# Instanzen ab lvl 25 ?



## jokomo (3. Mai 2009)

Hallo,

habe die Galerie und Abtei mit lvl 25 Schurke durch, meine Frage ;
gibt es noch Instanzen/Aufgaben ab der lvl?. Oder muß ich ewig Dailyquests machen um den Char zu pushen ?.

Danke im voraus,
Rafaelus


----------



## WR^Velvet (5. Mai 2009)

Necro (lv35+), 
Fuchsbau (lv40+), 
MysticAltar(45+), 
WindWild (Farming alle levels), 
CitadelaAgiza(lv50), 
KalinsShrine(lv50+), 
Schatzhöhle(lv50++)

Das sind die Inis die bisher vorhanden sind.
Ist also noch einiges worauf du dich freuen kannst.
Alle Inis sind auf eine Party a 6 Mann limitiert außer BloodyGallery und WindWild.
Fuchsbau an sich kommt man zwar auch mit raids rein, in die kammern mit den Bossen jedoch nur eine Party.
Reine Raidinstanzen kommen erst noch. Aber auch so gibt es bis 50 durchaus noch inis worauf du dich freuen kannst.


----------



## Onlini (26. Mai 2009)

Hallo,

eine ini wurde definitiv vergessen.

Arkane Schatzkammer in der Sascillia Steppe


----------



## Vangeee (30. Juni 2009)

Ja stimmt die Instanz "Arkane Kammer von sathkur" is net zu verachten. Die Elite auf dem Weg zum Boss sind zwar nich so derBurner aber der Boss is schon ganz schön. Besonders das Spielchen das man mit ihm spielen muss. Der einzige Nachteil bzw. Vorteil das diese Ini nich jeder annehmen kann. Soviel ich weiß nur bestimmte Char. Sonst öffnet sich das Bosstor net. 
Hat aber echt Spaß gemacht. 


			Dieser Inhalt steht nur eingeloggten Mitgliedern zur Verfügung.


----------



## duffdamn (25. August 2009)

ausserrdem hast du windmühle vergessen.. das ist die wohl lowste instanz mit höchstens 3 bosskämpfen^^
ich war das erste mal mit lvl 15 drin^^


----------



## Disturbedmind (22. September 2009)

Vangeee schrieb:


> Ja stimmt die Instanz "Arkane Kammer von sathkur" is net zu verachten. Die Elite auf dem Weg zum Boss sind zwar nich so derBurner aber der Boss is schon ganz schön. Besonders das Spielchen das man mit ihm spielen muss. Der einzige Nachteil bzw. Vorteil das diese Ini nich jeder annehmen kann. Soviel ich weiß nur bestimmte Char. Sonst öffnet sich das Bosstor net.
> Hat aber echt Spaß gemacht.
> 
> 
> Dieser Inhalt steht nur eingeloggten Mitgliedern zur Verfügung.

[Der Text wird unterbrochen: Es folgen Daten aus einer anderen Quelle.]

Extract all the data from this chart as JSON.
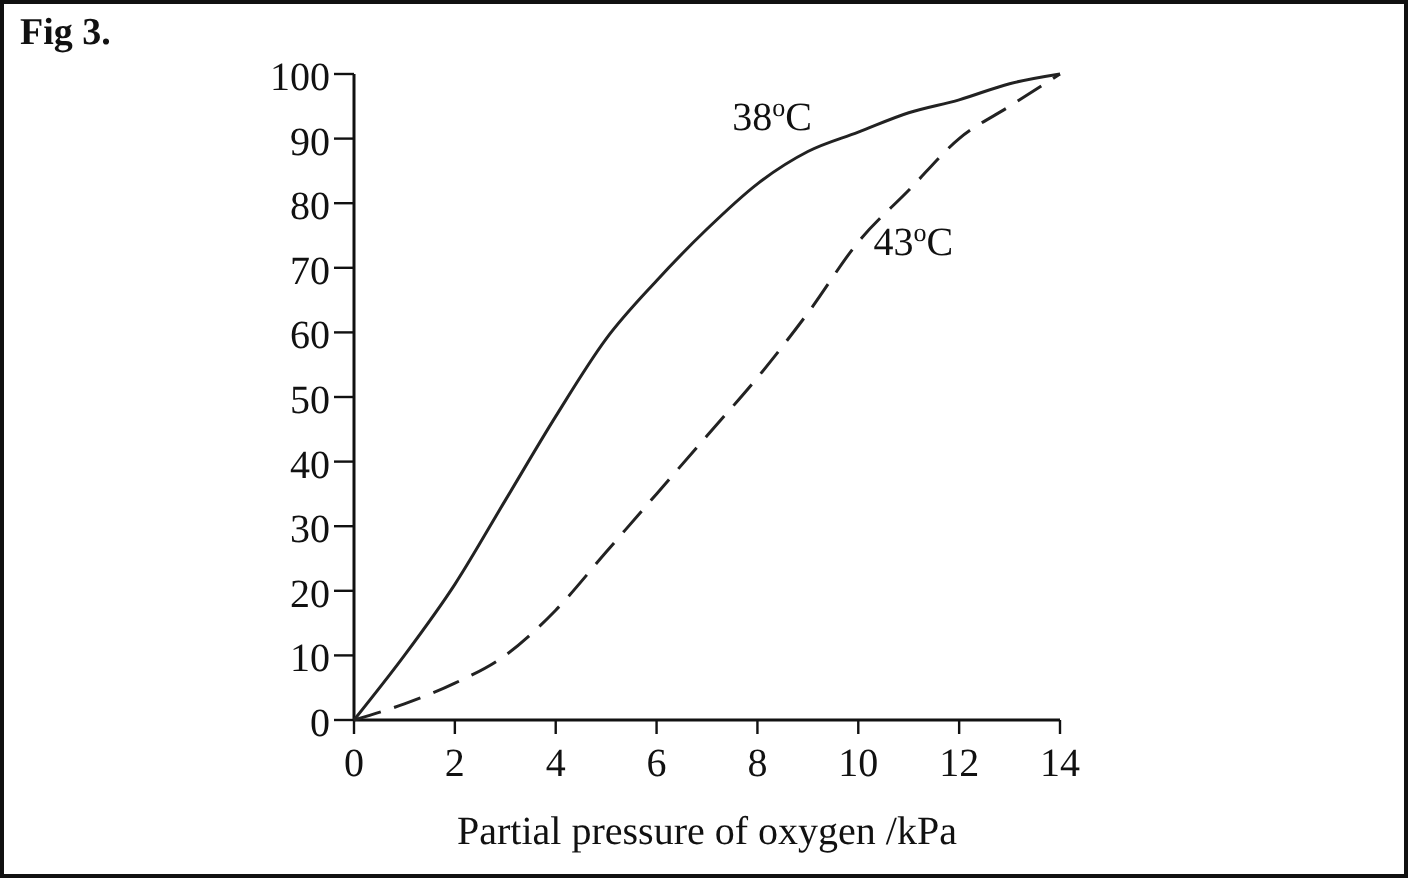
{
  "chart_data": {
    "type": "line",
    "title": "Fig 3.",
    "xlabel": "Partial pressure of oxygen /kPa",
    "xlim": [
      0,
      14
    ],
    "xticks": [
      0,
      2,
      4,
      6,
      8,
      10,
      12,
      14
    ],
    "ylim": [
      0,
      100
    ],
    "yticks": [
      0,
      10,
      20,
      30,
      40,
      50,
      60,
      70,
      80,
      90,
      100
    ],
    "x": [
      0,
      1,
      2,
      3,
      4,
      5,
      6,
      7,
      8,
      9,
      10,
      11,
      12,
      13,
      14
    ],
    "series": [
      {
        "name": "38$^{o}$C",
        "color": "#222222",
        "line_style": "solid",
        "values": [
          0,
          10,
          21,
          34,
          47,
          59,
          68,
          76,
          83,
          88,
          91,
          94,
          96,
          98.5,
          100
        ]
      },
      {
        "name": "43$^{o}$C",
        "color": "#222222",
        "line_style": "dashed",
        "values": [
          0,
          2.5,
          5.7,
          10,
          17,
          26,
          35,
          44,
          53,
          63,
          74,
          82,
          90,
          95,
          100
        ]
      }
    ],
    "grid": false,
    "legend": false,
    "marker": "none"
  }
}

Soweit ich weiß must du nur ne seeehr nervige da sehr lange Vorquest absolvieren dann kommst du zu dem Endboss.
Ohne die Vorquest bleibt die Tür zu...^^
Ansonsten gibt es für dieses Level ganz gute Leder Items, glaub auch Sets...


----------



## Shakrax (24. März 2010)

Kann ich mit meinem Priester lvl 32 an WindWild mit machen ??
Wo ist das denn und wie kann man da denn mit machen ??
Wäre nett wenn mir jemand helfen kann


----------



## Fireofwar (27. Mai 2010)

duffdamn schrieb:


> ausserrdem hast du windmühle vergessen.. das ist die wohl lowste instanz mit höchstens 3 bosskämpfen^^
> ich war das erste mal mit lvl 15 drin^^


Wenn man Karge Höhlen Und Höhle der Prüfungen als inis zählt sind die noch einfacher 
ca lvl 10 (oder so)

Gruß Fire


----------